Dinner was black bean soup, with amazing bread. Followed by salad. Then pulled pork and rice. The croo guy apologized that he had to make new rice and it would be a few more minutes until it was ready. We didn’t care. After starving, and freezing, and being soaked, we didn’t care at all about waiting a few minutes for some rice. Follow that all up with ginger bread!
We had hung up all of our wet clothes and ponchos on the two hooks by our bunks. We returned from dinner to a small puddle on the floor. Oops. After a noisy night’s sleep, we woke up shortly before official wake up time. Official wake up time at 6:30 is marked by a croo member singing a morning song along with an announcement about breakfast.
Breakfast was great and included oatmeal, pancakes, eggs, sausage, coffee, hot chocolate, and juice.
So our original idea was to head over to Mt. Pierce (and possibly continue to Mt. Eisenhower).
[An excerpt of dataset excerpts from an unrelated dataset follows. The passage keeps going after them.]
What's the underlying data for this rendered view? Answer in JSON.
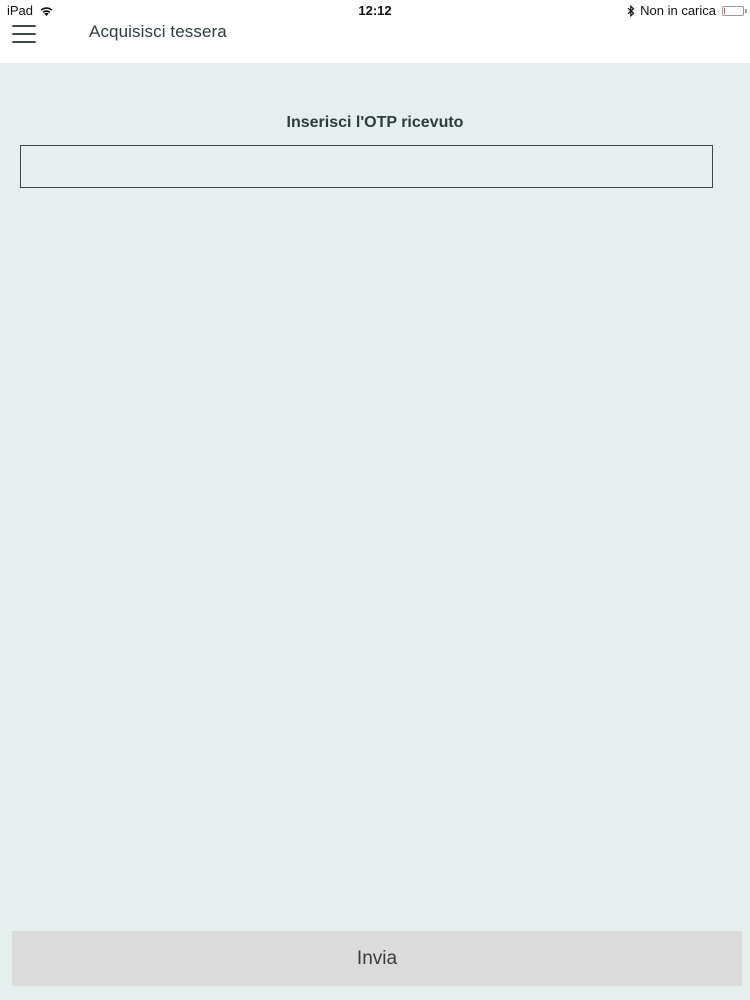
{
  "status_bar": {
    "device": "iPad",
    "time": "12:12",
    "charging_status": "Non in carica",
    "battery_level_fraction": 0.08,
    "icons": [
      "wifi-icon",
      "bluetooth-icon",
      "battery-icon"
    ]
  },
  "nav_bar": {
    "menu_icon": "hamburger-menu-icon",
    "title": "Acquisisci tessera"
  },
  "form": {
    "otp_label": "Inserisci l'OTP ricevuto",
    "otp_value": "",
    "otp_placeholder": ""
  },
  "actions": {
    "submit_label": "Invia"
  },
  "colors": {
    "background": "#e6eeee",
    "bar_background": "#ffffff",
    "text": "#2e3b3f",
    "button_background": "#dbdbdb",
    "battery_low": "#e23b3b"
  }
}
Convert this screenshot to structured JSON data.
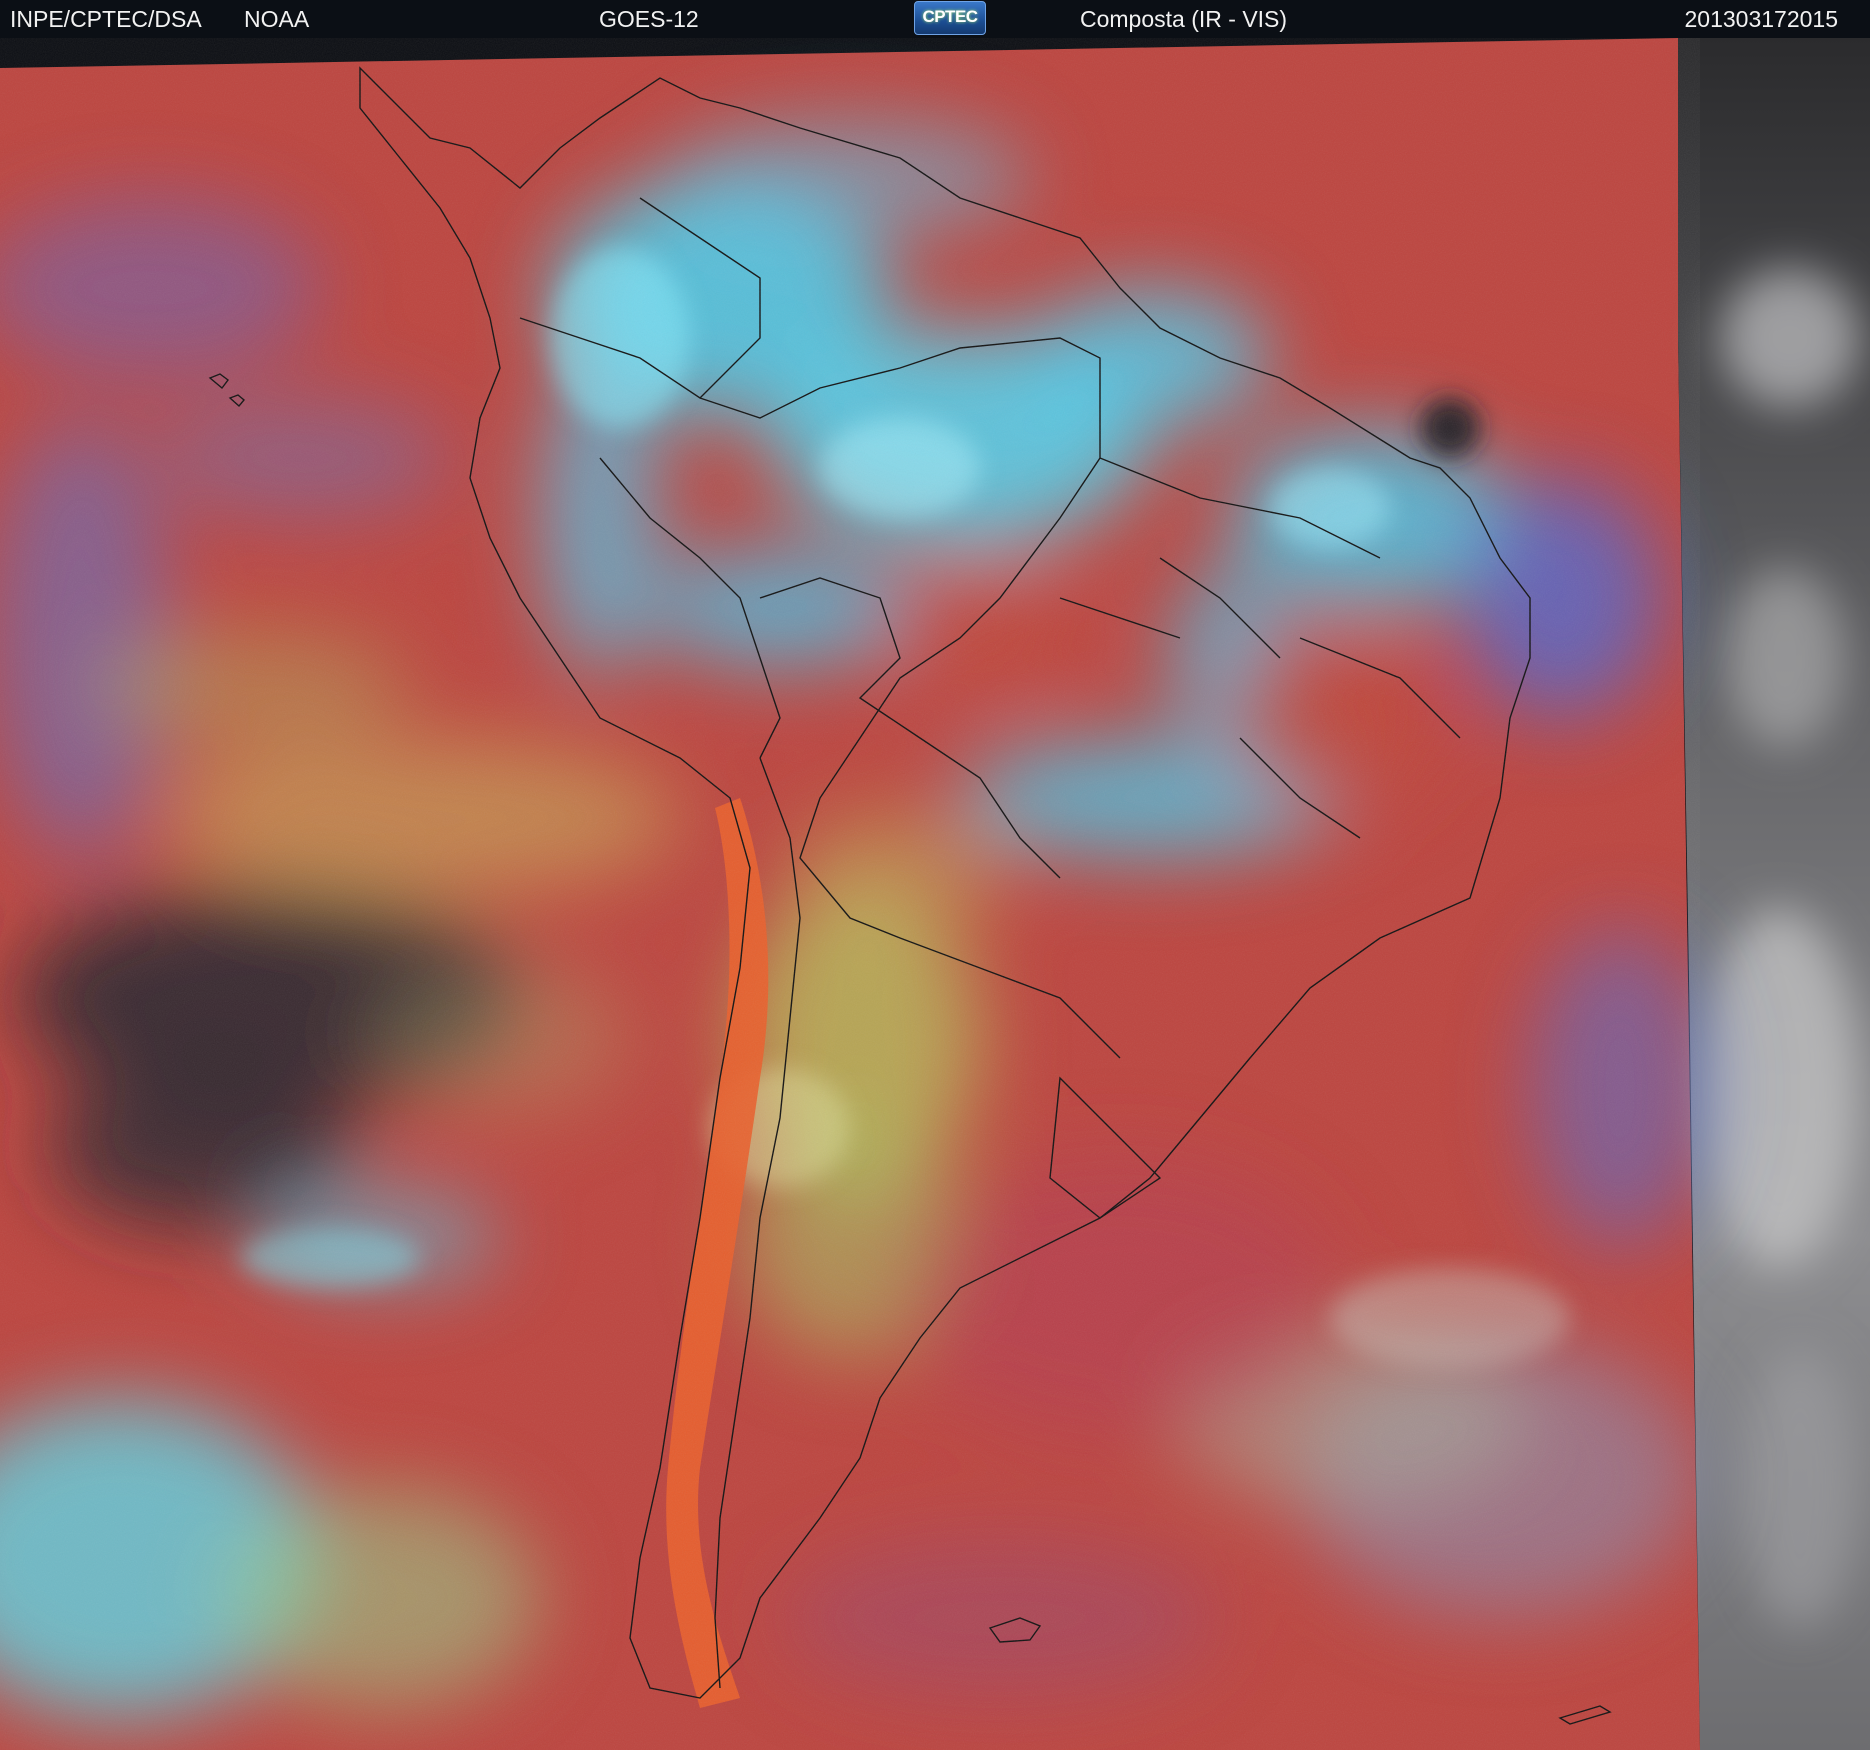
{
  "header": {
    "agency": "INPE/CPTEC/DSA",
    "partner": "NOAA",
    "satellite": "GOES-12",
    "logo_text": "CPTEC",
    "product": "Composta (IR - VIS)",
    "timestamp": "201303172015"
  },
  "map": {
    "region": "South America",
    "colors": {
      "ocean_warm": "#c0463c",
      "land_warm": "#e0552c",
      "cold_cloud": "#3fd4f0",
      "mid_cloud": "#a4c860",
      "low_cloud_blue": "#4f78d8",
      "clear_dark": "#2a2a2e",
      "vis_gray": "#9a9a9a",
      "border_line": "#111111"
    }
  }
}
Even after our rough night, we left it open to decide the next morning. The weather was much better in the morning, so we headed off towards Pierce. We got about 100 feet before we realized we were just too sore to do any extra than just getting back to the car. So we bailed, and headed to the Mizpah Cutoff trail. It was disappointing, but ultimately the best choice. Disappointing because I really wanted to get some “reward” for my son on this hike. The Mizpah Cutoff was easier than the climb to Jackson, but still rocky. Our packs felt many time heavier than they were yesterday (possibly true, since they had bags full of our prior day’s wet clothes). We were worn out, tired, and sore. But we had two really nice “rewards”. A very small spur trail to Gibbs Falls.
Almost at the end of the trail back to the car, there was a bridge crossing a stream. Just under the bridge, there were some falls and pools of water. We threw down our packs, whipped off our shoes and socks, and plunged our feet into the cold water. It was bliss.
A short walk to the car and the most wonderful stop at a roadside diner for a burger, fries, and a shake, rounded out our trip to Mt. Jackson.